Dumb question have you configured your forwarder to send to the indexer?
Also run $SPLUNK_HOME/bin/splunk list monitor and see if your time is listed.
To clarify what bmacias84 said, on the forwarder, check splunkd.log and metrics.log.
Other places to look:
Search index=_internal and look for errors relating to the forwarder by IP address/hostname.
Are the search results all coming from the same source files? Are the missing events from just one or two source files on the forwarder? If so, check log file permissions on the forwarder. (But don't run the Splunk forwarder as root, that is a security issue.)
Do you have anything set up to route data to different indices? If so, double check that this input is not going to the wrong index.
We do some checking and troubleshooting, but there are still some problems. Please see the checking process below.
1. The search results are all coming from the same source.
2. The missing events are from one source file.
3. I think the log file permissions are OK, because we can receive most of the events in this log file.
4. We didn't set up to route data to different indices.
5. We checked splunkd.log and metrics.log.
6. We found there were a lot of error events about connection failed in splunkd.log.
7. We didn't find any error or warn event in metrics.log.
8. We enable indexer acknowledgment on the forwarder, and set the useACK attribute to true in outputs.conf.
9. It is effective, but we still can't receive all events, but there were more less than before. (Only lost less than 10 events per day after enabling indexer acknowledgment on the forwarder. If we don't enable indexer acknowledgment, it will lost much more than 10 events per day.)

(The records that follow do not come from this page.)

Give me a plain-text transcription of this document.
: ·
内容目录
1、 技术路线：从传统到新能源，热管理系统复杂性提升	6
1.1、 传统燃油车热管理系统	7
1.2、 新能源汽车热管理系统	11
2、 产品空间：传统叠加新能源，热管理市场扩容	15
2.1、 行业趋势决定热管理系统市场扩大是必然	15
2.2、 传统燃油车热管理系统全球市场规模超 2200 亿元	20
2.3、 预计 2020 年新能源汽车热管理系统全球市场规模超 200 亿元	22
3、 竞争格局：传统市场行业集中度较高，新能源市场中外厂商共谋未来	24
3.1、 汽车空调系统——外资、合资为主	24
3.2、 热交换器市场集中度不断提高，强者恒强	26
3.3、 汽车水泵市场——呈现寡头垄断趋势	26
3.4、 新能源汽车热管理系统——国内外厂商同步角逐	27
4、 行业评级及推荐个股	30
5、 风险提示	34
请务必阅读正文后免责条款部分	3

Based on your trouble-shooting inside of Splunk ('connection failed'), I'd suggest:
Related to system performance: http://docs.splunk.com/Documentation/Splunk/6.3.0/ReleaseNotes/SplunkandTHP
Although this doesn't address the exact problem you are having, it may be helpful to see if there is an overall delay in indexing events: http://docs.splunk.com/Documentation/Splunk/6.3.0/Troubleshooting/Troubleshootingeventsindexingdelay
Fairly thorough discussion of system performance analysis wrt Splunk here: https://wiki.splunk.com/Community:PerformanceTroubleshooting
We will check our network first because we found a lot of packets were dropped.